In many ways, I didn't want to give this Forbes article a link, since it derides the idea of using data in the same ways that seemed to create the (admittedly somewhat imaginary) "scouts-vs.-stats" divide.  There is, of course, vast relevance of data science to management.  I think the article is a bit unfair to the self-created discipline, so please keep that in mind.

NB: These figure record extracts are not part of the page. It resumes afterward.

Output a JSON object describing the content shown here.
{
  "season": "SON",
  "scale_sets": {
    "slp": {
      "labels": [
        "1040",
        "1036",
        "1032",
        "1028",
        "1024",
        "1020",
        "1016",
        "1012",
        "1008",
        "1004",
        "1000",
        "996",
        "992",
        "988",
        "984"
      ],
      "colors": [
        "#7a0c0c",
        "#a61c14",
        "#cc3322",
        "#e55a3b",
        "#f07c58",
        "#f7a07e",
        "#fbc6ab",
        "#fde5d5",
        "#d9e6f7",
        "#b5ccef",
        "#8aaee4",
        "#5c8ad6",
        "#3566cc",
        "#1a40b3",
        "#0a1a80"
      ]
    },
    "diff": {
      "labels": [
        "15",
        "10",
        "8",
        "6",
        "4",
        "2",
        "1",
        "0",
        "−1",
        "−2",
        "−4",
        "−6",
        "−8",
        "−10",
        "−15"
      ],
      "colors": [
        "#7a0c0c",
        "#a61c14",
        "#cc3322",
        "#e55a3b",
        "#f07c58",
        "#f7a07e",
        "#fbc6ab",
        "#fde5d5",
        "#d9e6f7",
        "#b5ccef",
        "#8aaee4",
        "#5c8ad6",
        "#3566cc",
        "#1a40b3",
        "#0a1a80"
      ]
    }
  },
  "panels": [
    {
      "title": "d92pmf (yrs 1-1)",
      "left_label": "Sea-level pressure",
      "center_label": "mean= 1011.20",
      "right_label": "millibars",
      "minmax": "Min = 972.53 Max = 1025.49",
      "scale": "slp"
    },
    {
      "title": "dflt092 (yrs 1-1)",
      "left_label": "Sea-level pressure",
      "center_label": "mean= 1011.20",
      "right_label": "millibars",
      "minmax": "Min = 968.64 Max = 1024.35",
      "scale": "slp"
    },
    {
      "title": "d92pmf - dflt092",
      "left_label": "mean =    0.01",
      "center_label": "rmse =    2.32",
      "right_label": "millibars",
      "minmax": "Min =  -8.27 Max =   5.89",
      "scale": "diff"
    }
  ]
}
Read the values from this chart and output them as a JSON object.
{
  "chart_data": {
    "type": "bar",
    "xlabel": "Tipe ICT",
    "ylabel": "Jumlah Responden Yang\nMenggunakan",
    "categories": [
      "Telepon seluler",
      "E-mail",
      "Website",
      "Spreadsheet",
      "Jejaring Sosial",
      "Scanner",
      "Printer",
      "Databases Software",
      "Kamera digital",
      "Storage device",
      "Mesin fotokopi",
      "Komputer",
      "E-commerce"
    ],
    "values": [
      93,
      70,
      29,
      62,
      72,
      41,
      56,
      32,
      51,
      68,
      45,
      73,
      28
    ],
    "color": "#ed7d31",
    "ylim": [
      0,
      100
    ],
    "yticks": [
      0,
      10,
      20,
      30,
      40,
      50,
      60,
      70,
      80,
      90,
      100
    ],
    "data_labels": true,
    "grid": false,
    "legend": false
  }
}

However, I also think there are some important points to remember.  Data scientists already engulfed in the management and operations of a given industry are invaluable.  However, data scientists with little understanding of the problems and the practical solutions specific to that industry can be dangerous.  I think this is a nice passage:

"Davenport and Patil declare that “Data scientists’ most basic, universal skill is the ability to write code.” With this pronouncement, data science fails the smell test at the very outset. For how many legitimate scientific fields is coding the most fundamental skill? The most fundamental skill for any scientist is of course mastery of a canonical body of knowledge that includes laws, definitions, postulates, theorems, proofs, and descriptions of unsolved problems. Scientists are therefore characterized by mastery of a body of knowledge, not a collection of methods. What is this body of knowledge for data science? Davenport and Patil admit there is none.

The job of scientists is to conduct independent research, contribute to a body of knowledge, and improve professional practice, while adhering to a recognized standard of conduct. Coding is a tool that facilitates some of these objectives, but is a substitute for none of them."

This point rings true in many cases.  I find myself falling into a "methods trap" in my academic work sometimes (though I try to get out of it as quickly as possible).  I know how to use R, though I am not a programmer or database manager.  I know a number of methods from statistics and econometrics.  I can turn these tools into something pretty neat.  But, I sometimes make the mistake of thinking that this is enough for researching some phenomenon.

...Then I try and write the Intro and Discussion for my paper.  Ouch.  This is amazingly difficult without reaffirming that body of knowledge about the problem at hand in the first place.  Methods and very cool visuals communicate answers.  But they are the tool to do so, not the answers themselves.  A point well-taken from the article.